I have no idea whether an LSTM is necessary as I am new to neural networks but I have been trying to do this for my project.

So I am asking should I stick with the first model without an LSTM or is there a way of changing the second neural network with LSTM to have an accuracy of 0.2 whilst using the embedding methods that I have used?

Thanks for your time!


1 Answers


Why you should choose LSTM instead of normal neurons is because in language, there is a relationship between words and that is important in understanding what the sentence means. The model with only dense layer is not able to do that great because there are no connections it that can store such information, it just predicts by looking at the whole picture and not the connections the words have in between. Coming to LSTM, they stand for Long Short Term Memory, in short, what they have is the capability to remember data that they had seen previously, which helps it in creating connections with different words in the same sentence.

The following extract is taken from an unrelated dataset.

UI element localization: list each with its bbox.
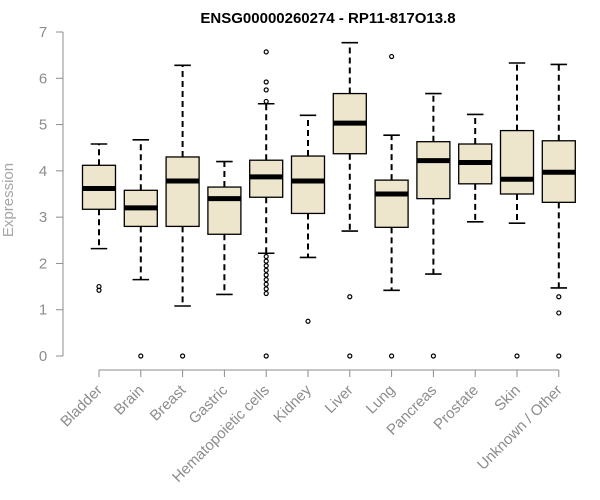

Coming to how you would go about creating your model. First, you need a Tokenizer in the TF library to create token out of your data, then convert your sequence into numbers through it, then pad your data using pad_sequences. Your data is then ready. In your network, your first layer should be an Embedding layer. Followed by it you can have the LSTM (as I have explained why you should use them) or Bidirectional LSTM (they can learn the dependency from left-to-right and right-to-left, performs better than unidirectional LSTM) or Conv1D (according to filter size it is able model dependencies in lying in its filter length, it has been used and works, you can try) layers, followed by pooling layer (GlobalMaxPooling1D) and then, dense layers to get your predictions.